Worte der lieben Dorothee

Aus Gehen wird Sein
Ich bin daheim.
Still ist mein Sein.
Ist tief.
Ist rein.
Fühlbar.
Ich bin allein.
Auf dem Weg nach Hause
windet sich der Pfad.
Ich gehe ihn entlang.

Lichtnacht
Lass fließen, strömen in die Nacht hinaus. Der Himmel leuchtet seinen Lauf, und Sterne weisen still voraus.
Offen ist das Wort, das klingt, spricht Wahrheit aus – von dem, was kommen mag.
Menschen tragen schwere Last. Wohin nur gehen?

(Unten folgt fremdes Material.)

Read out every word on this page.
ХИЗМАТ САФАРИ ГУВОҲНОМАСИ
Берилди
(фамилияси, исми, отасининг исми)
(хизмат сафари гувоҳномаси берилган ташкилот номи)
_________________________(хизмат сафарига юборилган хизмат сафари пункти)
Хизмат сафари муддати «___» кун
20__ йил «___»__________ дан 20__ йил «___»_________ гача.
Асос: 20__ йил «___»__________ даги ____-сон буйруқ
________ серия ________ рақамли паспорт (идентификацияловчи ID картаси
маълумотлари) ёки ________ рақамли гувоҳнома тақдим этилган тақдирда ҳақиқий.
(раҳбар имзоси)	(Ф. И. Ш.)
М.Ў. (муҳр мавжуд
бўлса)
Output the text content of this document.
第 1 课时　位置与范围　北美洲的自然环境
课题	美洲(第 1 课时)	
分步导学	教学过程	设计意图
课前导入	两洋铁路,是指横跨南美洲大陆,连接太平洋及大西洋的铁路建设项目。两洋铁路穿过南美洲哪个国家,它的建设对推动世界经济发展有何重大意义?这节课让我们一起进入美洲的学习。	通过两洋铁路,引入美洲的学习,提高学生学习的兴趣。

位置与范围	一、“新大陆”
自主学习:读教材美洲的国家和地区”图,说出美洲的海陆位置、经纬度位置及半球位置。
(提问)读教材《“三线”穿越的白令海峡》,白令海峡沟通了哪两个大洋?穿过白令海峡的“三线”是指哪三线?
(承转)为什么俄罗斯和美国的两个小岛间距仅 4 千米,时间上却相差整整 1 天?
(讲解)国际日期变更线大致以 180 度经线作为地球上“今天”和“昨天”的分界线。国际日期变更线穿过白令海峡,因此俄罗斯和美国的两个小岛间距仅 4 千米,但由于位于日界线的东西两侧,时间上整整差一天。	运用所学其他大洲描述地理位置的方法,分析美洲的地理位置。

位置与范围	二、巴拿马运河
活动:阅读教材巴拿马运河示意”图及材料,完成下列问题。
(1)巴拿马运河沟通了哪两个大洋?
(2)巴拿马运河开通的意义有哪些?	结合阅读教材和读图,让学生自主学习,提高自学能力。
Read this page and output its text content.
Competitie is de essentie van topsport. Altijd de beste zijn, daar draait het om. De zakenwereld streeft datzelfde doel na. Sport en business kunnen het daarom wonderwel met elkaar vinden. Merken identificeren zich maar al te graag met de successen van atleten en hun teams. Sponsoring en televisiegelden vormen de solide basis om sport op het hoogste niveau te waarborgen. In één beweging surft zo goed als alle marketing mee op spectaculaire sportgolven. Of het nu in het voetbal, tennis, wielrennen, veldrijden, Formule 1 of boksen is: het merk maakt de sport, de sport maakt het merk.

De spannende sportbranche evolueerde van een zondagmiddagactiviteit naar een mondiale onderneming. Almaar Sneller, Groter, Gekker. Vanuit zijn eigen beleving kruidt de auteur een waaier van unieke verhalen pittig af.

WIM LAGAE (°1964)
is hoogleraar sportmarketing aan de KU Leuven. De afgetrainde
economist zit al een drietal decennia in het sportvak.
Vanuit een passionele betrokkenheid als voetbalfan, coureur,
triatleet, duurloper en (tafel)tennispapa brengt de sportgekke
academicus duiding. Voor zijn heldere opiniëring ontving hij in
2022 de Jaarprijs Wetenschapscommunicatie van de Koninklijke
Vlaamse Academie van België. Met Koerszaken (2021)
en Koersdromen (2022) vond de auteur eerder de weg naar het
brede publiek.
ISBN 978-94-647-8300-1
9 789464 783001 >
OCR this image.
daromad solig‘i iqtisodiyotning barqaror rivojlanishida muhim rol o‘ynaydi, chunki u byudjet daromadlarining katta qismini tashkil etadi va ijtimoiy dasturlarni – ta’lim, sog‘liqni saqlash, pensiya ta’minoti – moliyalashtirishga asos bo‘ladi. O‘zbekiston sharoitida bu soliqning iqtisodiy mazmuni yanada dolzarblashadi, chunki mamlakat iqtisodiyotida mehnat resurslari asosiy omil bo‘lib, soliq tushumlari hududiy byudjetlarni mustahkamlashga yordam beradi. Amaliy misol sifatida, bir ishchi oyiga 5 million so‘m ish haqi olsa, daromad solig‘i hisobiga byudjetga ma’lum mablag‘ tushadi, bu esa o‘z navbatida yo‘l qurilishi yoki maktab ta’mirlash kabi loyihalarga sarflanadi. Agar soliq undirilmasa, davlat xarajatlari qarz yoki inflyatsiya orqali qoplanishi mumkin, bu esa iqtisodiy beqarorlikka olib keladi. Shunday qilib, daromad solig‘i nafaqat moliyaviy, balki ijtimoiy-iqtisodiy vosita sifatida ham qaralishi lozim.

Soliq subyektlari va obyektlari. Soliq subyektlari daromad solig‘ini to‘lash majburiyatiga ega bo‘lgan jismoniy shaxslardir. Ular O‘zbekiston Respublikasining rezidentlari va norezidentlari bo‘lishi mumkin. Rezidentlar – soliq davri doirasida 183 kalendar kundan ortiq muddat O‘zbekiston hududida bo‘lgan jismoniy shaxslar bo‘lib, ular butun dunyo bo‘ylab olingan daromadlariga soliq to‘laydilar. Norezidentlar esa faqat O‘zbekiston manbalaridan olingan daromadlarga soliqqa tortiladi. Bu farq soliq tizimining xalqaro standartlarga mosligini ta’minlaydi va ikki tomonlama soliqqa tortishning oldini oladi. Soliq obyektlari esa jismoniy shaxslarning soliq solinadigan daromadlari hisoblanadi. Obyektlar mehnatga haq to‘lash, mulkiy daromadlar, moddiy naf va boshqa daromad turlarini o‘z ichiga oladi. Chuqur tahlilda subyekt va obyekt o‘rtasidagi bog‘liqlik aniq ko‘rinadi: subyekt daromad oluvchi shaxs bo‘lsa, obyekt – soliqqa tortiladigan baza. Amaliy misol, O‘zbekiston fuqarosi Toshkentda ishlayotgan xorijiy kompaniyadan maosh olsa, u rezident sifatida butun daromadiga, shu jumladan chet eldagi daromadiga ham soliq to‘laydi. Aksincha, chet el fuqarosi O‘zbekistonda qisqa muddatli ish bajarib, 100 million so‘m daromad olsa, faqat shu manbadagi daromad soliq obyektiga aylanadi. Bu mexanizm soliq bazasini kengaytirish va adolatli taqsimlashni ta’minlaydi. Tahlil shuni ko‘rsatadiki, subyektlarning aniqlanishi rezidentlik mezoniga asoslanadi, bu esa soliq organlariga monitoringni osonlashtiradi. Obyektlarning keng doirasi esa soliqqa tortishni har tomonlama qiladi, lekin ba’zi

Wo soll er stehen, der Mensch, der Halt nicht findet, innen nicht mehr klar.

Das Gewand des Lichts
Ein weißes Hemd, fein gewoben,
feine Spitze, heilig wie ein Ornament gewebt.
Fließt von unten nach oben,
wie ein Tanz aus silbernen Sicheln,
Fäden, die ineinander ruhen.

Spindel des Lichts
Verwandlung im Licht geborgen.
Fäden drehen, drehen den Kokon.
Wie eine Spindel, schwebend zwischen Erde und Rahmen.

Bewusstsein erinnert sich
Bewusstsein erinnert sich, mehr ist es nicht.
Das Licht, es spricht.
Erinnere dich, Bewusstsein ist, das spricht.
In dir, in mir, überall, ist nicht getrennt.
Ist da, ganz da.
In dir, in mir, wir.

Ich füge mich dem Licht
Ein Faden —
von weit, weit her er kommt,
weiter als Lichtjahre entfernt.
So zart, hauchdünn,
ist kaum zu sehen...

Der Lichtwagen
Den Wagen hat’s,
den hat’s gezogen.
Unterirdisch, der Lichtschweif zieht.
Im Dunkeln, ganz tief in ihr,
im Mittelpunkt dort steht’s...

Heimkehr des Diamanten Erde
Es sieht die Bewegung eines Ausgleichs.
Es zieht wie ein Faden, der balanciert
und auszugleichen versucht.
Nein, kein Versuch ...

Der Weg des Lichts
Weit, weit der Weg,
den es hat beschritten,
weit der Weg,
den es hat gegangen.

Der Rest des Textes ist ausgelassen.